Page:Revue des Deux Mondes - 1842 - tome 31.djvu/937

La bibliothèque libre.
Cette page a été validée par deux contributeurs.
933
POÈTES ET ROMANCIERS MODERNES DE L’ITALIE.

« Qui rendra l’amour du chant au prisonnier ? Toi seul, ô soleil, divin trésor de lumière.
« Oh ! comme, par-delà ces ténèbres de mon sépulcre, tu enivres d’amour la nature entière !
« De ces flots, de ces torrens de féconde lumière que tu répands sur les mondes et qui par toi donnent la vie aux mondes,
« Si une faible goutte réjouit ma prison, elle aussi se réveille, et ce n’est plus une tombe.
« Mais, hélas ! pourquoi épanches-tu si rarement tes dons sur ces funestes contrées ?
« Oh ! viens plus souvent y briller, maintenant que des poitrines italiennes y gémissent plongées dans de tristes cachots.
« Moins accoutumé à tes splendeurs, le Slave n’éprouve ni si profond ni si ardent l’amour de la lumière.
« Mais nous, dès le berceau habitués à t’aimer, il nous faut bien te chercher, te voir… ou mourir !
« Oh ! que jamais, sous le ciel lointain de ma douce patrie, un voile d’horreur ne t’enveloppe long-temps !
« Brille aux regards du père, brille aux yeux de la mère de ce pauvre captif, et que ton joyeux rayon enchante leur douleur !
« Mais qu’importe où va gémissante cette dépouille abandonnée, si Dieu m’a donné une ame que nul ici-bas ne peut enchaîner[1] ? »

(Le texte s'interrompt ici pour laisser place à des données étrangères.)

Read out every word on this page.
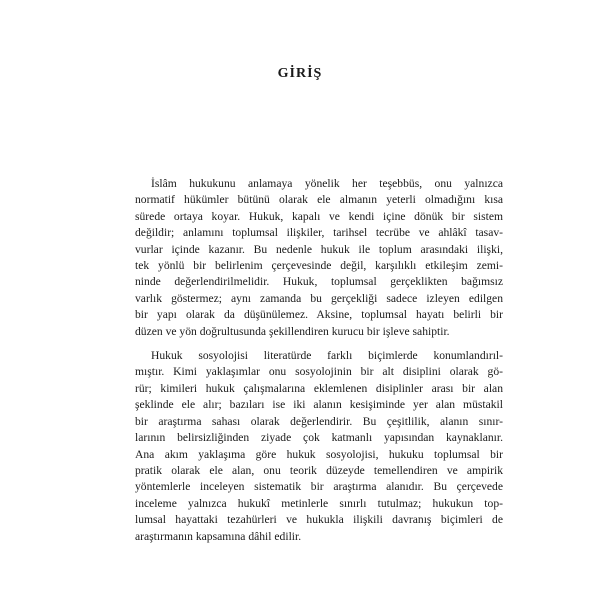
GİRİŞ

İslâm hukukunu anlamaya yönelik her teşebbüs, onu yalnızca
normatif hükümler bütünü olarak ele almanın yeterli olmadığını kısa
sürede ortaya koyar. Hukuk, kapalı ve kendi içine dönük bir sistem
değildir; anlamını toplumsal ilişkiler, tarihsel tecrübe ve ahlâkî tasav-
vurlar içinde kazanır. Bu nedenle hukuk ile toplum arasındaki ilişki,
tek yönlü bir belirlenim çerçevesinde değil, karşılıklı etkileşim zemi-
ninde değerlendirilmelidir. Hukuk, toplumsal gerçeklikten bağımsız
varlık göstermez; aynı zamanda bu gerçekliği sadece izleyen edilgen
bir yapı olarak da düşünülemez. Aksine, toplumsal hayatı belirli bir
düzen ve yön doğrultusunda şekillendiren kurucu bir işleve sahiptir.

Hukuk sosyolojisi literatürde farklı biçimlerde konumlandırıl-
mıştır. Kimi yaklaşımlar onu sosyolojinin bir alt disiplini olarak gö-
rür; kimileri hukuk çalışmalarına eklemlenen disiplinler arası bir alan
şeklinde ele alır; bazıları ise iki alanın kesişiminde yer alan müstakil
bir araştırma sahası olarak değerlendirir. Bu çeşitlilik, alanın sınır-
larının belirsizliğinden ziyade çok katmanlı yapısından kaynaklanır.
Ana akım yaklaşıma göre hukuk sosyolojisi, hukuku toplumsal bir
pratik olarak ele alan, onu teorik düzeyde temellendiren ve ampirik
yöntemlerle inceleyen sistematik bir araştırma alanıdır. Bu çerçevede
inceleme yalnızca hukukî metinlerle sınırlı tutulmaz; hukukun top-
lumsal hayattaki tezahürleri ve hukukla ilişkili davranış biçimleri de
araştırmanın kapsamına dâhil edilir.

À côté du poète, il y a dans Pellico le prosateur. Le traité des devoirs, Dei Doveri degli Uomini, est le dernier de ses ouvrages en prose. Ce petit livre, adressé à un jeune homme, affecte les formes primitives du catéchisme ; aussi bien n’est-il autre chose qu’un catéchisme de morale que l’on pourrait sans aucune espèce d’inconvénient faire apprendre par cœur aux catéchumènes. Rien certes n’est plus honnête, mais c’est un peu fade, et il ne faudrait pas serrer de trop près l’argumentation du moraliste : elle n’est pas toujours concluante. Le XIXe siècle s’est placé sur un terrain plus solide : il cherche à la morale éternelle formulée dans le christianisme des bases nouvelles, car les anciennes sont ébranlées. Si dévoué que soit Pellico aux antiques formules, il reconnaît lui-même qu’il faut marcher toujours, et il s’élève, avec une énergie qui, sous sa plume, est presque de la violence, contre les ennemis du progrès : « Celui, dit-il, qui hait la réforme possible des abus sociaux est un scélérat ou un fou[2]. » Toutefois, malgré ce bon mouvement, Pellico a le

  1. Nous ne pensons pas que cette pièce ait été imprimée en Italie ; elle parut dans une édition de Silvio Pellico faite à Leipzig.
  2. Dei Doveri. Cap. XVI.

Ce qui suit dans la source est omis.